J’aurais voulu être un artiste!

C’est drôle en fait, comme l’art est la 5ième roue du carrosse dans l’histoire de l’humanité… Non pas l’art : les artistes en fait.

les artistes peuvent crever… Les marchands eux ne crèvent pas et s’enrichissent avec leurs Å“uvres.
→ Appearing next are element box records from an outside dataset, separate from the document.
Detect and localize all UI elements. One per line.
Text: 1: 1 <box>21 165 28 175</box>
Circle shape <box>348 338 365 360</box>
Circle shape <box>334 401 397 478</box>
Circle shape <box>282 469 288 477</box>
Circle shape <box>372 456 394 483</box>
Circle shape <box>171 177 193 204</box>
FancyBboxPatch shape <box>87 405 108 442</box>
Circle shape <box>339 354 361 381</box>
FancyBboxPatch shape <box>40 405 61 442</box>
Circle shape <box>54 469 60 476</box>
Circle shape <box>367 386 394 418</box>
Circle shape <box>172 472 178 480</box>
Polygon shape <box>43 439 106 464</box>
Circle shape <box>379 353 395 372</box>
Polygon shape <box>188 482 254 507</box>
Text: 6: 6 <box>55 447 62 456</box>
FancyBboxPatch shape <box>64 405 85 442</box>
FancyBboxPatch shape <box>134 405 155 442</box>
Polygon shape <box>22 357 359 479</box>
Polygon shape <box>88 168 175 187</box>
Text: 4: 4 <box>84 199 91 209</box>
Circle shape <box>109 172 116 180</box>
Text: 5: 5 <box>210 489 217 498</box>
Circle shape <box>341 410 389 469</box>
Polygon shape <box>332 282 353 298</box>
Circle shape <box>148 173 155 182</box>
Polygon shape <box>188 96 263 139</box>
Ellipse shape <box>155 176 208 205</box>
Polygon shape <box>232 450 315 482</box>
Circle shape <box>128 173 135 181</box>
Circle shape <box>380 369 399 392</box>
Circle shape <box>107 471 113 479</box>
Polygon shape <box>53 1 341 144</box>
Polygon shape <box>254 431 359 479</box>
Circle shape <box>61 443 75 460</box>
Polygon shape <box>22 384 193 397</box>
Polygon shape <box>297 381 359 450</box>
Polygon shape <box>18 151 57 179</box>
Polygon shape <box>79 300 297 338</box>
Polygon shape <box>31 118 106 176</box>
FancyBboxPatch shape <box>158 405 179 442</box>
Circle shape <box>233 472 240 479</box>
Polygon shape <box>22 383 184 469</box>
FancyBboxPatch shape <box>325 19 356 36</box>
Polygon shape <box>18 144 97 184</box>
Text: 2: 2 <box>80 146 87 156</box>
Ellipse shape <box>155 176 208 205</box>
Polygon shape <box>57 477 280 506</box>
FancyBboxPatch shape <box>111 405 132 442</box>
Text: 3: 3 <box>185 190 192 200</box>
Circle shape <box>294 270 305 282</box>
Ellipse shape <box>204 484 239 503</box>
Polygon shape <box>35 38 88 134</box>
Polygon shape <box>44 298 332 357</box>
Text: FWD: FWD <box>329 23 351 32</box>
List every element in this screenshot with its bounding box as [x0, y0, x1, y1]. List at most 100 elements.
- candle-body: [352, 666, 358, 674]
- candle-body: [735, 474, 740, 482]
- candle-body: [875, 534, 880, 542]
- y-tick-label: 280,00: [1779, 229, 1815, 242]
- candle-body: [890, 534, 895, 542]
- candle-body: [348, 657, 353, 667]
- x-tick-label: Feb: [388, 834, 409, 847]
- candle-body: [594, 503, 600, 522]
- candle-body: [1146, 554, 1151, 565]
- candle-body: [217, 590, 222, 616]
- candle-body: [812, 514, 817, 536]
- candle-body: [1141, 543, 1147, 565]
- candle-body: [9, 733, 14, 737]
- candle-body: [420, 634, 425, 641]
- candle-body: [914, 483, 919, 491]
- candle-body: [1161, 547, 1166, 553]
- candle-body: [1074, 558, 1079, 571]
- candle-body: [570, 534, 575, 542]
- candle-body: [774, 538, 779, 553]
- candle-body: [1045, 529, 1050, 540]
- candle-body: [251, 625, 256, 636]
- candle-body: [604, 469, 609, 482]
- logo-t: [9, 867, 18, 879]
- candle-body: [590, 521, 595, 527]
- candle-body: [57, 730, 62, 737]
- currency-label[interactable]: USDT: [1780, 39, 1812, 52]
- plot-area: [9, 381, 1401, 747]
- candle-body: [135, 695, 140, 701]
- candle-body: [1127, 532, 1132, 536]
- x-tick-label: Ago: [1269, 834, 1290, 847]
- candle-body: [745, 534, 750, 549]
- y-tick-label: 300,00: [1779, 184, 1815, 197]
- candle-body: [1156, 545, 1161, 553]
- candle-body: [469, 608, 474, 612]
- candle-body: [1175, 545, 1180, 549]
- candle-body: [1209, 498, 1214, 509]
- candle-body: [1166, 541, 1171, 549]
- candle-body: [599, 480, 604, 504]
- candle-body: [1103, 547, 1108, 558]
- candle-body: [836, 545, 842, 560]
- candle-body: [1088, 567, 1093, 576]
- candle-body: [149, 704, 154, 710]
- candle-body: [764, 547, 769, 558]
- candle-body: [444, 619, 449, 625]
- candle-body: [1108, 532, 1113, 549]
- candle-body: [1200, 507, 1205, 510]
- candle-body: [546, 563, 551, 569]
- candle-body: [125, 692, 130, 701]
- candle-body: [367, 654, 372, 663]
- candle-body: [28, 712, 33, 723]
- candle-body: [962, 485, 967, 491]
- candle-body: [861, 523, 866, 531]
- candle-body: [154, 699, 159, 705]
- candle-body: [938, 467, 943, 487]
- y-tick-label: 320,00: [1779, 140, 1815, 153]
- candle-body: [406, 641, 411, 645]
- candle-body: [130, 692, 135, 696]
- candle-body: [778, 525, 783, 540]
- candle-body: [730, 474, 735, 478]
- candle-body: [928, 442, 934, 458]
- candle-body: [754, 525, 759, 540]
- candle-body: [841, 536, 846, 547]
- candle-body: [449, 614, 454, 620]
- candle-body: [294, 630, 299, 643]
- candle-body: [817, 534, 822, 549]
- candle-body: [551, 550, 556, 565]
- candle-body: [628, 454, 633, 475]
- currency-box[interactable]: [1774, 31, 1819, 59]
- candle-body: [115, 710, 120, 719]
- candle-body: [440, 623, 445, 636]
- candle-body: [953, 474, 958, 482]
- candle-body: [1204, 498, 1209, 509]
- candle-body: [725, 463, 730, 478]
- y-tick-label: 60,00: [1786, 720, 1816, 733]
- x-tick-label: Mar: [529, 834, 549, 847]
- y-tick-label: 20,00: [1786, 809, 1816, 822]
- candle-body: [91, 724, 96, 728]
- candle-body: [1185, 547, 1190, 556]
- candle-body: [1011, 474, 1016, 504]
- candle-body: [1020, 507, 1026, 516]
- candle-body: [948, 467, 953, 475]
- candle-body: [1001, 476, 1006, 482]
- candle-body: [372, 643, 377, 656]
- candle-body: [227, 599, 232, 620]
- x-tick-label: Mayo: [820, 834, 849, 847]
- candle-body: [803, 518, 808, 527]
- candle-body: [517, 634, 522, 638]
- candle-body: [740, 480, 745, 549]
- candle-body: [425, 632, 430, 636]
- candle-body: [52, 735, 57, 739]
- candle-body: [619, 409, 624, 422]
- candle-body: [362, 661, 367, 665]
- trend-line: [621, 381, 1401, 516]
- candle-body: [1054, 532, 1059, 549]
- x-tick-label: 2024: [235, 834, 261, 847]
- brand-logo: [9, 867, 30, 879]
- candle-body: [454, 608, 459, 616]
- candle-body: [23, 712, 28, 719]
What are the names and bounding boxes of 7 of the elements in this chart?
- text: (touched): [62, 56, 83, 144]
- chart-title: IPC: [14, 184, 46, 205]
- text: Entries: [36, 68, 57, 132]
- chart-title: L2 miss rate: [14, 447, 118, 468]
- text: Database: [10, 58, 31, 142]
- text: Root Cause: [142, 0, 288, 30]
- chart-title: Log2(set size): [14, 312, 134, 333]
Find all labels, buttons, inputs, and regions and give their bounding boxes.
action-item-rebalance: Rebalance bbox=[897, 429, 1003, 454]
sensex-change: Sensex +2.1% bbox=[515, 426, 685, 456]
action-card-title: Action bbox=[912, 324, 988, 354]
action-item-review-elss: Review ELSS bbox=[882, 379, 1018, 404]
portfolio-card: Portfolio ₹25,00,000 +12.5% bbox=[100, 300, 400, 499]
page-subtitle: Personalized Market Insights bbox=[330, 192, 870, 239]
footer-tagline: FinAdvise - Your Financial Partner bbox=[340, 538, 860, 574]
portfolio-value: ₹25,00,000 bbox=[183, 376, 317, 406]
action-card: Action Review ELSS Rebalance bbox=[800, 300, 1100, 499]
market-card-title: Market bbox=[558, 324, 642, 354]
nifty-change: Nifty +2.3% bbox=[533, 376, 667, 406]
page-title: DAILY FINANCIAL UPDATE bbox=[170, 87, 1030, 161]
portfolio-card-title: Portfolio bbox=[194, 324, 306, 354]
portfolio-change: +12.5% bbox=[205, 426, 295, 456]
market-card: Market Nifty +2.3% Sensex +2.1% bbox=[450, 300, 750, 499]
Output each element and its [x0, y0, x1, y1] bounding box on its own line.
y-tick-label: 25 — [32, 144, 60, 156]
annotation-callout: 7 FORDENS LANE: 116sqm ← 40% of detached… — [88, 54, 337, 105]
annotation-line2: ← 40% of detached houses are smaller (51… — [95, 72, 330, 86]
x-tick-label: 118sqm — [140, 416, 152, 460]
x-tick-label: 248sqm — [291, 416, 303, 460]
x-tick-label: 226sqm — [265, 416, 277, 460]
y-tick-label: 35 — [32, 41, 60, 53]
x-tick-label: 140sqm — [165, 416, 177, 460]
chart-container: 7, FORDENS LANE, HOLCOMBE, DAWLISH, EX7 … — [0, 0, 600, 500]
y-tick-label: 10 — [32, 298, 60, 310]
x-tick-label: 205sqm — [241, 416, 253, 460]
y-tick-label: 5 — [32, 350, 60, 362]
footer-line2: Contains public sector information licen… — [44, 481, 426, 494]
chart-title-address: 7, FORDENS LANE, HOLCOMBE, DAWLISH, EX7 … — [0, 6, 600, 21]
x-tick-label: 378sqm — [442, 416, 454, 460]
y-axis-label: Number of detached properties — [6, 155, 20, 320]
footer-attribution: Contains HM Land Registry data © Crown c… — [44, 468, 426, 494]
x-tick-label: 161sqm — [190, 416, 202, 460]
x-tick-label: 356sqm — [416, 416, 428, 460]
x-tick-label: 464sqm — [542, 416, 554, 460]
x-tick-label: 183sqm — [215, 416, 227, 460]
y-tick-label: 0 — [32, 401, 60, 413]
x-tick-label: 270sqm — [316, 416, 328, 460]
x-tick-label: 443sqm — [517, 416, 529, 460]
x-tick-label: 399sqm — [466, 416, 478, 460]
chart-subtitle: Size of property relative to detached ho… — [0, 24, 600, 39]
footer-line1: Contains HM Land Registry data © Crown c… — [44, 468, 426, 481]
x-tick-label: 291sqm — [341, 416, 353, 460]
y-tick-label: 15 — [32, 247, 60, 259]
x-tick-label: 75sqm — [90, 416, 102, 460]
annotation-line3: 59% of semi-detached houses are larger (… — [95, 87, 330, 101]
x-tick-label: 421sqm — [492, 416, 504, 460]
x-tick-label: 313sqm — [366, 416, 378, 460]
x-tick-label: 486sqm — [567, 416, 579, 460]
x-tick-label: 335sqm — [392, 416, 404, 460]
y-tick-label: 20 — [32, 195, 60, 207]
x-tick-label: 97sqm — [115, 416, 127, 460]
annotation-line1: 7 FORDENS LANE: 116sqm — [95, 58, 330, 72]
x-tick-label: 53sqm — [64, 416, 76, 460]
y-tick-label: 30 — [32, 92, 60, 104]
Ils font du gras les marchands d’art.

Tout le monde sait que Van Gogh (1853-1890), un des peintres les plus chers du monde, donnait ses toiles contre un repas et qu’il n’a jamais trois sous devant lui…

  « Portrait du Dr Gachet », 66 X 57 cm – Huile sur toile, vendu aux enchères82 500 000 dollars chez Christie’s à  New York en 1990! (Cent ans après sa mort…)

Fragonard lui a bien connu la misère également et si ce n’est les commandes privées il aurait bien du mal à survivre avec les commandes du roi qui payait généralement avec des années de retard, quand il payait!!… Eh oui!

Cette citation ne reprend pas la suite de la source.